Joyce Carol Oates has taken on the moral responsibility of telling the story of the United States from the everyday lives of ordinary Americans, born free and equal before the law, but without any possibility of achieving happiness. Her novels put on the table of contemporary culture, one after another, a notarial document to attest that the illusion of political and social progress is unfeasible. Not only does he denounce, as did the classics of nineteenth-century realism, the miserable manifest destiny caused by injustice, and the miserable contours where the first phase of the development of liberal democracy had not reached. Rather, she reveals in her stories, as Dostoyevsky did in his novels, the insurmountable essence of evil, whose unusual but plausible limits trace in the lives of the silent majority, a line soaked in black and white dyes, which leaves no margin or space for hope. Joyce Carol Oates looks, feels, and interprets. At the end of her story, she turns off the light, darkens the dream of America, and leaves.
Violet Kerrigan, the protagonist of Delatora, is the young daughter of a family of Irish descent in the northern United States, who one night sees two of her older brothers return home after having murdered a young black man from a neighbouring neighbourhood. Not knowing what it is, she suspects that something has happened and although she has no intention of talking, she cannot hide the truth in her innocence. When her brothers are sentenced, she has to go to live with her aunt and uncle, disowned by her father and her whole family as an informer.
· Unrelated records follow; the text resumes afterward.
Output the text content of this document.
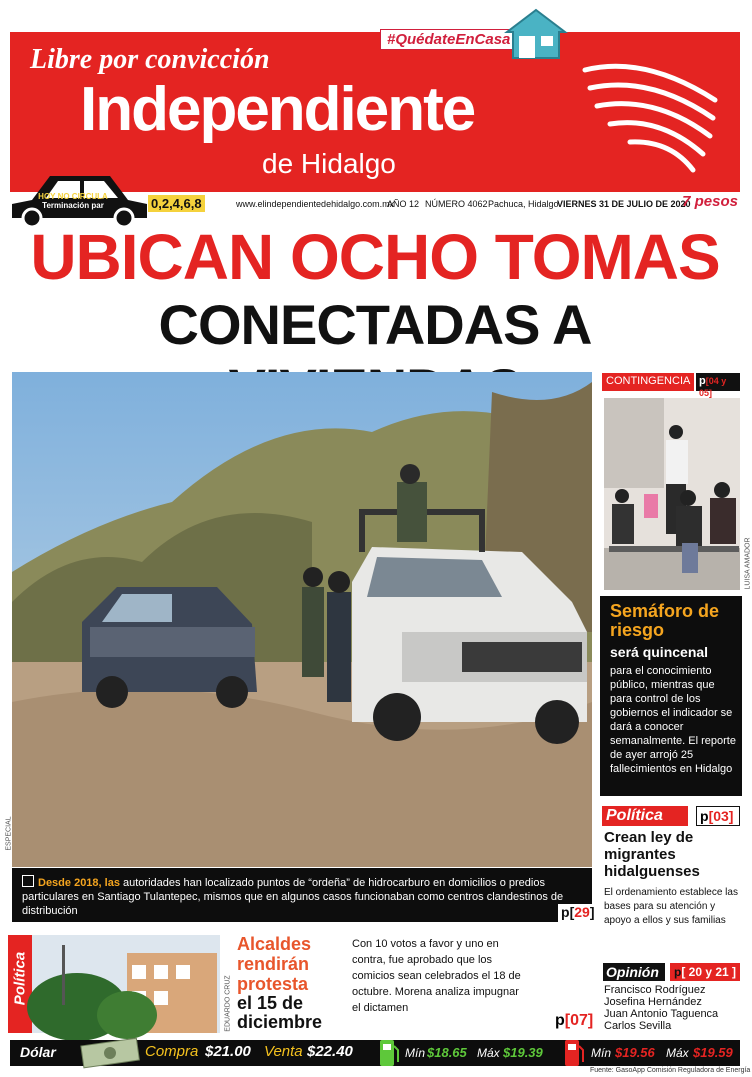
Libre por convicción
Independiente
de Hidalgo
#QuédateEnCasa
HOY NO CIRCULA
Terminación par	0,2,4,6,8	www.elindependientedehidalgo.com.mx
AÑO 12 NÚMERO 4062 Pachuca, Hidalgo
VIERNES 31 DE JULIO DE 2020
7 pesos
UBICAN OCHO TOMAS
CONECTADAS A
ESPECIAL

Desde 2018, las autoridades han localizado puntos de “ordeña” de hidrocarburo en domicilios o predios particulares en Santiago Tulantepec, mismos que en algunos casos funcionaban como centros clandestinos de distribución	p[29]
CONTINGENCIA p[04 y 05]
LUISA AMADOR
Semáforo de riesgo
será quincenal
para el conocimiento público, mientras que para control de los gobiernos el indicador se dará a conocer semanalmente. El reporte de ayer arrojó 25 fallecimientos en Hidalgo
Política	p[03]
Crean ley de migrantes hidalguenses
El ordenamiento establece las bases para su atención y apoyo a ellos y sus familias
Política	EDUARDO CRUZ
Alcaldes rendirán protesta
el 15 de diciembre
Con 10 votos a favor y uno en contra, fue aprobado que los comicios sean celebrados el 18 de octubre. Morena analiza impugnar el dictamen
p[07]
Opinión	p[ 20 y 21 ]
Francisco Rodríguez
Josefina Hernández
Juan Antonio Taguenca
Carlos Sevilla
Dólar	Compra $21.00 Venta $22.40	Mín $18.65 Máx $19.39	Mín $19.56 Máx $19.59
Fuente: GasoApp Comisión Reguladora de Energía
From that moment on, she lives an anguished life of loneliness, helplessness and repentance, amidst humiliation and torment.
The novel, though distant and distinct, recalls aspects of the stories of The Brothers Karamazov and Crime and Punishment in its plot. A family united by blood ties that are suddenly torn apart by the atrocious onslaught of the evil that tears them apart. A despotic father, despicably convinced of a structure of values that puts his identity before justice and lies to his young daughter, Violet. Children who are servants of a patriarchal environment. Two young killers waiting for the moment to unleash their racist violence in today's America. The unjustifiable murder. The irrationality that destroys everything. A justice muddied between social opinions, half-truths and uncertain testimonies. A religious belief that does not resolve the struggle between the moral and the immoral. The evil and bastardised racial and gender division that feeds social hatred and family division like a modern Smerdiakov, faceless and nameless, but entirely real. The unjust judicial fate of Dimitri Karamazov and the social condemnation of Violet Kerrigan to wander the streets of South Niagara, in search of a novelist, male or female, to bear witness to her truth.
Joyce Carol Oates also takes the opportunity to remind us that the story she tells us is not exactly of today. It was forged between 1992 and 2005, when the United States seemed the indestructible victor and reference point abroad, even though it suffered all that hatred at home. Like Dostoyevsky, the American novelist also fails to clarify the horizon of great state policies. She simply exposes issues such as the constant inability of human beings to overcome immorality; the growing distance between the narrative of power and the lives of citizens; the unbridgeable gap between servitude and freedom; and the minuscule hope that after having lived alone and helpless, Violet Kerrigan might have the chance to be entirely happy.